Chan’s first chapter is shaped by what may seem a strange question: did creation come first or the church? Put the question another way: is the church an instrument of God’s purposes for creation, or is it itself the object of God’s purposes, the very reason for creation?
We tend to think that God’s purposes are bound up with the world and all its peoples and that the story of Israel and the church is the story of the means by which God carries out the divine purpose. If so, then the form, structure and even the worship of the church is simply a means to an end, and can therefore be varied as required to achieve that end. The line from the Eucharistic hymn, “So, Lord, at length when sacraments shall cease”, could equally apply to the church – we have served God’s purpose and now the new creation awaits.
But what if the church was what God intended all along? What if we are the very shape of the world to come? What if the purpose of creation itself was so God could create a Christ-shaped community of the world, beginning with the church?
Chan takes this idea very seriously indeed and makes clear its Biblical foundations in his first chapter. Far from being a means to an end, the church is the foretaste of the end.
The implications of this for both mission and worship are profound. “The church’s primary mission, then, is to be itself, which is to be ‘Christ’ for the world” (p40). To become that, the church needs to practise its own identity as the body of Christ, to practise being the temple of the Spirit, to practise being the people of God. And we do that primarily in our worship.
“The church’s most basic identity is to be found in its act of worship” (p42). We have to practise this because we live in the tension between the now of the world as it is and the not yet of the fulfilled reign of God. Worship is not something we invent and devise at all, but a constant re-orienting of ourselves to what God has done, is doing and will yet do. Worship is not an exercise in getting more punters in, but of nourishing those who are there in their practice of maintaining that problematic stance of being the people of God.
The way the church does that is through its liturgy. One of the unforeseen by-products of revising our prayer book was that liturgy came to be seen as something we can just make up for ourselves.
It is harder these days to see liturgy as the church’s accumulated wisdom of the pattern by which our souls are nurtured, our vision of God’s rule re-ignited and our hearts warmed to participate wherever God is beginning to exercise that rule. “To discover the shape of the liturgy, therefore, is to discover the true way of worship or the way of reorienting the church towards the Christian world-view” (p62).
In a liturgical church such as ours, we should at this point be saying, “But of course! We have always known that!” Well, we did know it. Cranmer certainly knew it. The Anglican divines of the 17th century who defended the liturgy of the prayer book from attempts to remove it knew it. So, too, did the Prayer Book Commission.
Chan outlines the shape of the liturgy as the ordo of word and sacrament that orients the church for that Christian worldview and enables any mission that is truly Christian, the extension in the world of that communion of which we have a foretaste in the church, above all in the eucharist.

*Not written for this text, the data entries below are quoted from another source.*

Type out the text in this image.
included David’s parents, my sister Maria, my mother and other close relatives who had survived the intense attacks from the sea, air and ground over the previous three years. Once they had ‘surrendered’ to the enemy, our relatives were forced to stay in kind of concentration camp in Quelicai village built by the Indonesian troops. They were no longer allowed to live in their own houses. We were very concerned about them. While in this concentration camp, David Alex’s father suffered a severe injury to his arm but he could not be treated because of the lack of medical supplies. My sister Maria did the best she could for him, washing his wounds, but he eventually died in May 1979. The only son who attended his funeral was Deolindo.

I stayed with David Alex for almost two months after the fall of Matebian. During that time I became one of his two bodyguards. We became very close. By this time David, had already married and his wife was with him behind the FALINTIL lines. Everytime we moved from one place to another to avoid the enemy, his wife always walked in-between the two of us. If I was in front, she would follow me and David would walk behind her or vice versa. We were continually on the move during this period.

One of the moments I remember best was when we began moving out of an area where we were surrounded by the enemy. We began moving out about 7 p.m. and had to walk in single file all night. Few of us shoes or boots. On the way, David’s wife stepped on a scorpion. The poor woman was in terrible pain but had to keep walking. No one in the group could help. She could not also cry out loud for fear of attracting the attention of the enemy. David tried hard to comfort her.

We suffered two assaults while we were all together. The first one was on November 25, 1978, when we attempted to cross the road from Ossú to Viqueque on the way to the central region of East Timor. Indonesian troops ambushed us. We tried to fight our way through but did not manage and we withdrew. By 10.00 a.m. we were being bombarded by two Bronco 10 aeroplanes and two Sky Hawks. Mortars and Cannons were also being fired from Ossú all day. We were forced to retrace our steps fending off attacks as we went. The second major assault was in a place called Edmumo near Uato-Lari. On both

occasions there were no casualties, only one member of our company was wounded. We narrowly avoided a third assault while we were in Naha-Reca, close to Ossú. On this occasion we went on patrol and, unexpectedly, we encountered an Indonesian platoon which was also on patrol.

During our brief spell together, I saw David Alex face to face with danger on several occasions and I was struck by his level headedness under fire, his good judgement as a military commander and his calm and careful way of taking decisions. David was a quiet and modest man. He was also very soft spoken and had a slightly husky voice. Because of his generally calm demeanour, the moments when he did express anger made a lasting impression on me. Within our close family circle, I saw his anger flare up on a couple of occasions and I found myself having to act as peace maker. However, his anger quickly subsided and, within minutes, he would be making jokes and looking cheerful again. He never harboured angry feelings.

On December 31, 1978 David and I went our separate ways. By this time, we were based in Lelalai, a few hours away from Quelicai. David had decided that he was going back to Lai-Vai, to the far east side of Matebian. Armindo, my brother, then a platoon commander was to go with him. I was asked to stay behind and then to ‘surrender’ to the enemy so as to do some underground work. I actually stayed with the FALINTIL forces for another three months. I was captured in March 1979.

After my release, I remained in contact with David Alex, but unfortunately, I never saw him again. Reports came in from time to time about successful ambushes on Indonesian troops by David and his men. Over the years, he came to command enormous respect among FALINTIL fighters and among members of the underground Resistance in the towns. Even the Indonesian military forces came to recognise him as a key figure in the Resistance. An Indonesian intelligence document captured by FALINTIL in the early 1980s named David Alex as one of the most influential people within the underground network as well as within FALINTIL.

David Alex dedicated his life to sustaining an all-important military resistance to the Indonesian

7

The first four chapters of Chan’s book are a stunning summary of the meaning and purpose of the church and of its primary identity as worshipping community. In the second part of the book he turns to more practical matters such as Christian formation (catechumenate), the shape of the Sunday liturgy, and issues of the active participation of all those involved.
They make a useful followup to the first part, but the first part itself merits reading and re-reading and deep reflection if we want to understand our role as church in our contemporary world.